¿Vemos? ¿Qué vemos? ¿Quién ve? ¿El ojo facetado del insecto, el borroso del batracio, la omnipresencia de Dios? Así como la música, desde nuestros orígenes, potenció el sentido del oído como una dignidad espiritual, las técnicas contemporáneas de la imagen han reconstruido el sentido de la vista.
La primera de ellas, la fotografía, comenzó imitando a la pintura, que era hasta entonces el oficio del espíritu en la imagen; pero pronto empezó a ponernos delante no lo que creíamos que veíamos sino lo que no, la realidad cruda y política, el instante decisivo de la reflexión o el símbolo, la hermosura insospechable del mundo. La fotografía y luego las imágenes en movimiento han creado una realidad incisiva y paralela, reveladora y también peligrosa, que la función del arte mantiene siempre en los límites de la verdad. La fotografía de arte puede proponernos la aventura de la visión como una continua sorpresa, como una profecía del ser que se nos revela para educarnos.
Queremos creer eso que creemos ver, porque es símbolo.

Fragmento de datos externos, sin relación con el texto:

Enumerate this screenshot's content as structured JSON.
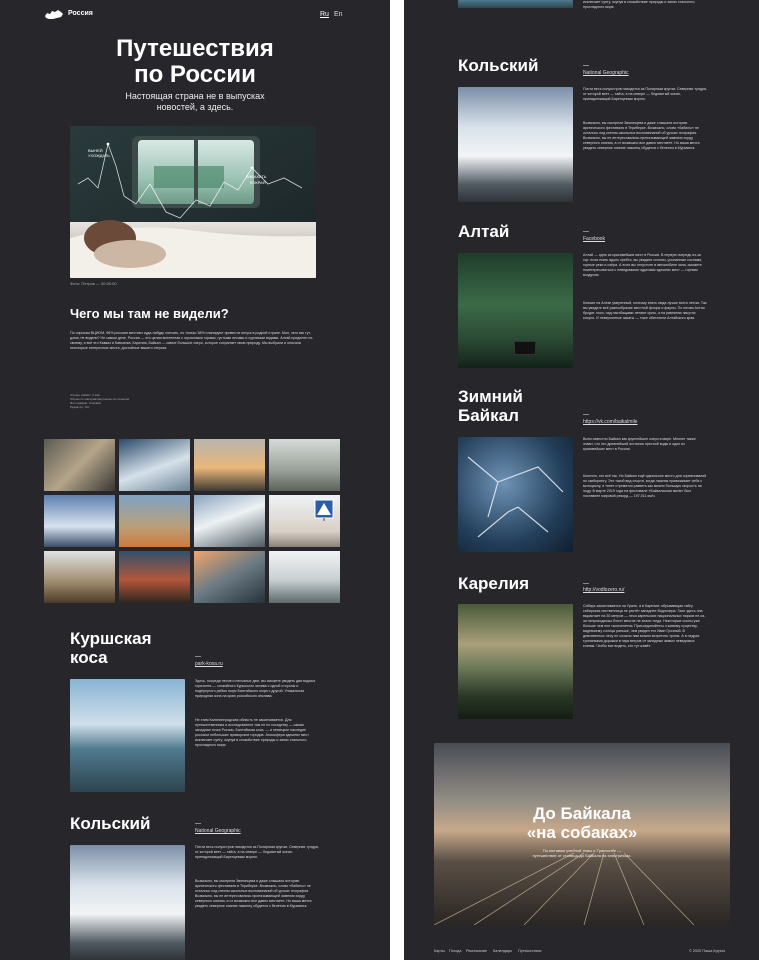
{
  "header": {
    "brand": "Россия",
    "lang_ru": "Ru",
    "lang_en": "En"
  },
  "hero": {
    "title_line1": "Путешествия",
    "title_line2": "по России",
    "subtitle_line1": "Настоящая страна не в выпусках",
    "subtitle_line2": "новостей, а здесь.",
    "chart_label_1": "ВЫНЕЙ",
    "chart_label_2": "УХОЖДАТЬ",
    "chart_label_3": "ВЯКАХАТЬ",
    "chart_label_4": "КОКРАЯ",
    "photo_caption": "Фото: Петров — 00:00:00"
  },
  "intro": {
    "heading": "Чего мы там не видели?",
    "paragraph": "По опросам ВЦИОМ, 96% россиян мечтают куда-нибудь поехать, но только 38% планируют провести отпуск в родной стране. Мол, чего мы тут, дома, не видели? Не самом деле, Россия — это целая вселенная с огромными горами, густыми лесами и суровыми водами. Алтай пределен по-своему, и всё это Кавказ и Камчатка, Карелия, Байкал — самое большое озеро, которое сохраняет свою природу. Мы выбрали и описали некоторые интересные места, достойные вашего отпуска.",
    "meta_1": "Чтение займет: 3 мин",
    "meta_2": "Объем по материалам разных источников",
    "meta_3": "Фотографии: Unsplash",
    "meta_4": "Редактор: Л.К."
  },
  "sections": {
    "kursk_title_1": "Куршская",
    "kursk_title_2": "коса",
    "kursk_link": "park-kosa.ru",
    "kursk_text_1": "Здесь, посреди лесов и песчаных дюн, вы сможете увидеть два водных горизонта — спокойного Куршского залива с одной стороны и подёрнутого рябью моря Балтийского моря с другой. Уникальная природная зона на краю российского анклава.",
    "kursk_text_2": "Не этим Калининградская область не заканчивается. Для путешественника и исследователя там не по соседству — самая западная точка России, Балтийская коса, — и немецкое наследие россыпи небольших приморских городов. Атмосфера здешних мест исключает суету, окунув в спокойствие природы и запах стального, прохладного моря.",
    "kola_title": "Кольский",
    "kola_link": "National Geographic",
    "kola_text_1": "Почти весь полуостров находится за Полярным кругом. Северная тундра, от которой веет — тайга, а на севере — Ледовитый океан, принадлежащий Баренцевым морем.",
    "kola_text_2": "Возможно, вы смотрели Звягинцева и даже слышали историю арктического фестиваля в Териберке. Возможно, слово «бабины» не осталось под снегом школьных воспоминаний об уроках географии. Возможно, вы не интересовались пронизывающей зимнюю хорду северного сияния, а от возможно все давно мечтаете. Но ваша мечта увидеть северное сияние наконец сбудется с белетом в Мурманск.",
    "altai_title": "Алтай",
    "altai_link": "Facebook",
    "altai_text_1": "Алтай — одно из красивейших мест в России. В первую очередь из-за гор: если ехать вдоль хребта, вы увидите склоны, усыпанные соснами, горные реки и озёра. А если вы отпустите в автомобиле окна, сможете поинтересоваться с неведомыми чудесами здешних мест — горным воздухом.",
    "altai_text_2": "Климат на Алтае умеренный, поэтому ехать сюда лучше всего летом. Так вы увидите всё разнообразие местной флоры и фауны. По лесам Алтая бродят лоси, над пастбищами летают орлы, а на равнинах пасутся косули. И невероятные закаты — тоже обитатели Алтайского края.",
    "baikal_title_1": "Зимний",
    "baikal_title_2": "Байкал",
    "baikal_link": "https://vk.com/baikalmile",
    "baikal_text_1": "Всем известно Байкал как крупнейшее озеро в мире. Многие также знают, что это древнейший источник пресной воды и одно из красивейших мест в России.",
    "baikal_text_2": "Конечно, это всё так. Но Байкал ещё идеальное место для соревнований по скийорингу. Это такой вид спорта, когда лыжник привязывает себя к мотоциклу, и тянет стремится развить как можно большую скорость на льду. В марте 2019 года на фестивале «Байкальская миля» был поставлен мировой рекорд — 197,011 км/ч.",
    "karelia_title": "Карелия",
    "karelia_link": "http://vodlozero.ru/",
    "karelia_text": "Сибирь заканчивается на Урале, а в Карелии: обрывающая тайгу сибирская лиственница не растёт западнее Водлозера. Зато здесь она вырастает на 30 метров — леса карельских национальных парков не-из-за непроходимых болот многие не знали тогда. Некоторые сосны уже больше чем пол тысячелетия. Присоединяйтесь к живому существу, видевшему солнца раньше, чем увидел его Иван Грозный. В девственных лесу не сложно нам можно встретить тропы. А в недрах тропинками дорожки в парк ветров от западных живых неведомых клипик. Чтобы все видеть, кто тут живёт."
  },
  "promo": {
    "title_1": "До Байкала",
    "title_2": "«на собаках»",
    "subtitle": "По мотивам учебной темы о Транссибе — путешествие от столицы до Байкала на электричках."
  },
  "footer": {
    "nav_1": "Карты",
    "nav_2": "Погода",
    "nav_3": "Расписание",
    "nav_4": "Календарь",
    "nav_5": "Путешествия",
    "copyright": "© 2020 Паша Крутко"
  },
  "colors": {
    "background": "#26262b",
    "divider": "#ffffff"
  }
}
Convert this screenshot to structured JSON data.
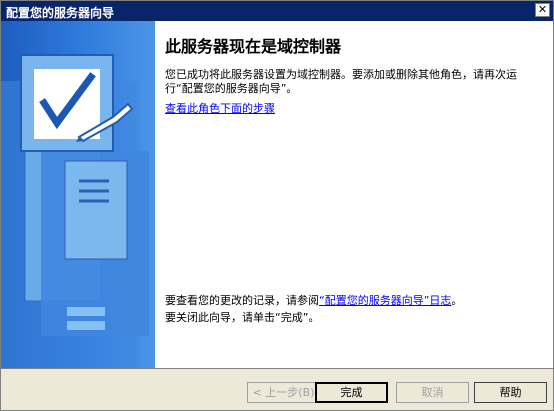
{
  "window": {
    "title": "配置您的服务器向导",
    "close_glyph": "✕"
  },
  "content": {
    "heading": "此服务器现在是域控制器",
    "description": "您已成功将此服务器设置为域控制器。要添加或删除其他角色，请再次运行“配置您的服务器向导”。",
    "steps_link": "查看此角色下面的步骤",
    "log_prefix": "要查看您的更改的记录，请参阅",
    "log_link": "“配置您的服务器向导”日志",
    "log_suffix": "。",
    "close_instruction": "要关闭此向导，请单击“完成”。"
  },
  "buttons": {
    "back": "< 上一步(B)",
    "finish": "完成",
    "cancel": "取消",
    "help": "帮助"
  },
  "icons": {
    "wizard_illustration": "server-checkmark-icon"
  }
}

Como investigación de lo real, la fotografía artística nos revela la verdad indiscutible. El mendigo de Avedon es, evidentemente, un rey; sus millonarios, con esas ropitas que al cabo del tiempo los hacen aparecer como payasos, sonríen como idiotas. Cartier-Bresson nos regala esos niños españoles en un grito de alegría: esta epifanía del ser no será entendida, ni siquiera vivida, por esos niños entretenidos: solo la foto les dirá, si la ven luego de mayores y tienen ojos para verla, lo que habían vivido sin sospecharlo. Una persona de pequeña estatura, que llamamos enanos, cómo sería agradable de ver: porque al mendigo podemos darle dinero, pero estirarles la columna vertebral a esas personas está claro que es imposible. Sin embargo, la piadosa Diane Arbus, que luego se suicida, nos los presenta con una dignidad mayor que la de los bufones de Velázquez. Pero esas revelaciones ocurren afuera. Contemplemos el escándalo de Cindy Sherman que se fotografía haciendo una multitud de personajes de estereotipo, incluso masculinos, explorando las versiones del ego como una maldición colectiva. Más allá del instante decisivo de Kertész y Cartier-Bresson encontramos la construcción de una escena que es fotografiada con una deliberación para nada pictórica, pues lo que importa es la apariencia de realidad que resulta más real, para el artista, que la realidad soñada o periodística. Soñemos, sin embargo, con esa muchacha desnuda que pronto va a parir, con esos paisajes de Ansel Adams. O con los de Carlos Sotuyo, para él divertimentos.
La fotografía de arte se deshace también de la intención de objetividad o de subjetividad lírica para buscar o construir, con los elementos de la realidad visual, el Símbolo. Y no me refiero al fotomontaje y las técnicas de manipulación de la imagen, comunes hoy. No: lo que vemos a veces se nos transfigura. O lo transfiguramos. La trampa de que el joven obrero, héroe solar en la foto, padece una hernia discal y una hipertensión peligrosa, resulta un dato indiferente. Queremos creer eso que creemos ver, porque es símbolo. ¿De qué? De lo que quisiéramos tener como realidad no ya visible, sino vivible. Queremos creer. Hacemos creer. Vemos.